Но есть и другой тип актера. Он, к сожалению, более распространен. Я не буду называть фамилий, но один из них и сегодня сидит здесь передо мной, и его отличает от всех прочих одно качество — ему и в голову не придет, что я имею в виду его персонально и тех, кто вместе с ним тянет назад всю упряжку. Театр похож на коляску, запряженную с двух сторон. Одни кони тянут ее вверх по дороге, другие с не меньшим рвением тащат назад по наклонной плоскости в пропасть. Тип актера-халтурщика живуч и неистребим. Он по своей природе весел и оптимистичен. Он ни в грош не ставит театр, давший ему жизнь, он, как правило, остроумен и нравится женщинам, он хорошо устраивает свой быт и имеет популярность у той части публики, которую можно назвать неразборчивой.
Я позволю себе сказать еще несколько слов о типе актера, прямо противоположном Рубену Симонову, Иосифу Толчанову, Андрею Абрикосову, Михаилу Державину, Виктору Кольцову, Борису Шухмину, Николаю Бубнову, Николаю Гриценко, Владимиру Осеневу и другим истинным вахтанговцам, первооткрывателям новых земель в искусстве. Он, этот мой враг, прежде всего любит скандальные ситуации, его хлебом не корми — дай только насладиться ссорой Охлопкова и Дикого, Симонова и Захавы. Он даже не понимает, что спор художников движет искусство театра больше, чем взаимное восхваление, что разность точек зрения определяет диапазон театра, что тишь и гладь в коллективе опасна, а весенняя гроза несет в себе очистительную силу. Он начинает компрометировать любую работу еще до распределения ролей. Он все разрушает и ничего не создает. Он жаждет не успеха, а провала. Он ловко законспирирован, имеет множество обличий, его распознать совсем не просто. Он — вездесущ!

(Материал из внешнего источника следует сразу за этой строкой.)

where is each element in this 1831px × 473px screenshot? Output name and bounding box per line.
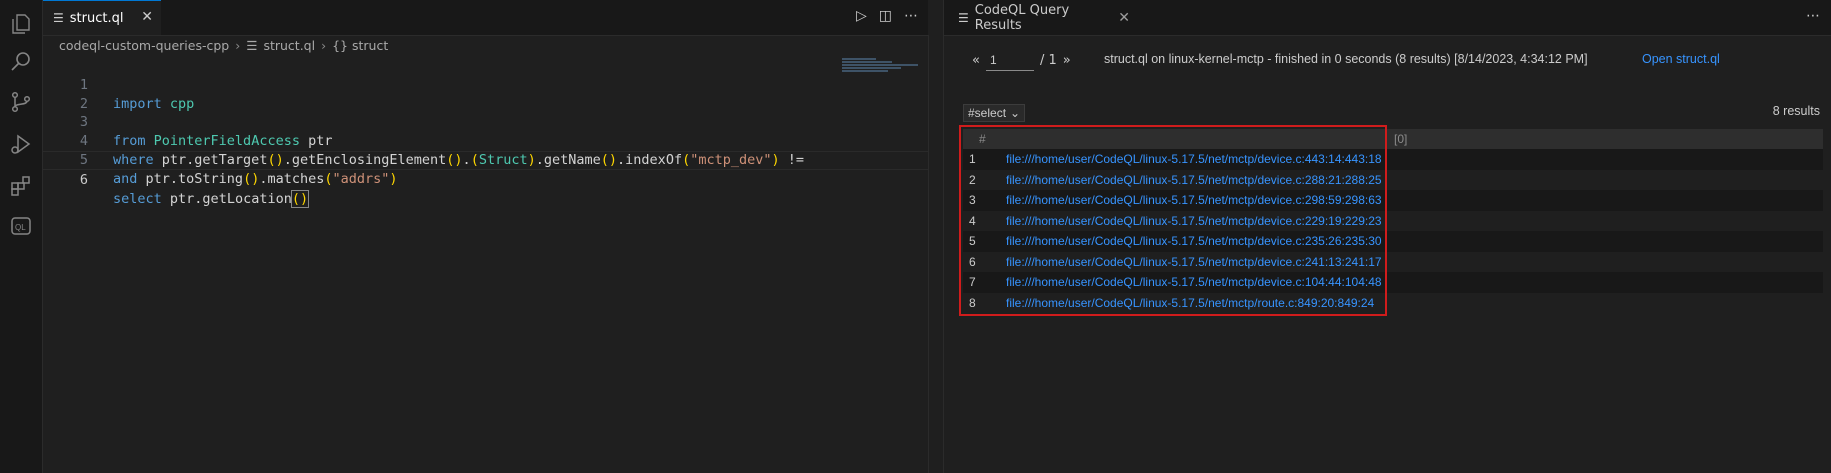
next-page-icon[interactable]: »: [1063, 53, 1071, 68]
page-total: / 1: [1039, 53, 1057, 68]
row-index: 4: [969, 213, 976, 228]
svg-text:QL: QL: [15, 223, 26, 232]
header-index[interactable]: #: [979, 132, 986, 146]
code-line: 3 from PointerFieldAccess ptr: [43, 95, 928, 149]
search-icon[interactable]: [5, 46, 37, 78]
breadcrumb-file[interactable]: struct.ql: [263, 38, 315, 53]
run-icon[interactable]: ▷: [856, 8, 867, 24]
code-line: 4 where ptr.getTarget().getEnclosingElem…: [43, 113, 928, 168]
code-line: 5 and ptr.toString().matches("addrs"): [43, 132, 928, 187]
more-actions-icon[interactable]: ⋯: [904, 8, 918, 24]
close-icon[interactable]: ✕: [1118, 10, 1130, 26]
table-header: # [0]: [963, 129, 1823, 149]
code-line-current: 6 select ptr.getLocation(): [43, 150, 928, 208]
result-set-select[interactable]: #select ⌄: [963, 104, 1026, 122]
chevron-right-icon: ›: [235, 38, 241, 53]
result-set-value: #select: [968, 106, 1007, 120]
tab-struct-ql[interactable]: ☰ struct.ql ✕: [43, 0, 161, 35]
editor-scrollbar[interactable]: [928, 35, 943, 473]
table-row: 7 file:///home/user/CodeQL/linux-5.17.5/n…: [963, 272, 1823, 293]
tab-label: struct.ql: [69, 10, 124, 26]
location-link[interactable]: file:///home/user/CodeQL/linux-5.17.5/ne…: [1006, 275, 1382, 289]
breadcrumb: codeql-custom-queries-cpp › ☰ struct.ql …: [59, 38, 388, 53]
results-table: # [0] 1 file:///home/user/CodeQL/linux-5.…: [963, 129, 1823, 313]
location-link[interactable]: file:///home/user/CodeQL/linux-5.17.5/ne…: [1006, 193, 1382, 207]
row-index: 7: [969, 275, 976, 289]
run-debug-icon[interactable]: [5, 128, 37, 160]
prev-page-icon[interactable]: «: [972, 53, 980, 68]
table-row: 3 file:///home/user/CodeQL/linux-5.17.5/n…: [963, 190, 1823, 211]
codeql-icon[interactable]: QL: [5, 210, 37, 242]
file-lines-icon: ☰: [958, 10, 969, 25]
table-row: 2 file:///home/user/CodeQL/linux-5.17.5/n…: [963, 169, 1823, 190]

Это он возвел в непререкаемое правило приходить на репетицию абсолютно неподготовленным, иначе, мол, исчезнет святая непосредственность. Это он разучился сам и отучил своих дружков от самостоятельной домашней работы. Это он только на первой читке по ролям с удивлением узнает сюжет пьесы. Это он кичится своей безграмотностью и считает, что всякое чтение только затемняет голову и мешает работе над ролью. Это он превратно, но с жаром толкует систему Станиславского, с пеной у рта доказывая, что сам создатель системы призывал артистов к безделью. Мало того, он усматривает в ничегонеделании артистов самое главное открытие Станиславского и восхваляет его до небес именно за то, что тот «всю тяжесть труда перенес на плечи режиссера, а артиста спас от ненужных размышлений».
— Я — белый лист! — кричит такой артист на всех углах. — Стилизуйте меня! Лепите из меня все, что вам вздумается. Я послушен, как воск, и подвижен, как флюгер. Работоспособность артиста — это аппендикс. Его надо удалить — и ваш талант расцветет. Не привносите в трактовку роли ничего своего! Вы — исполнитель! Неужели вам этого мало?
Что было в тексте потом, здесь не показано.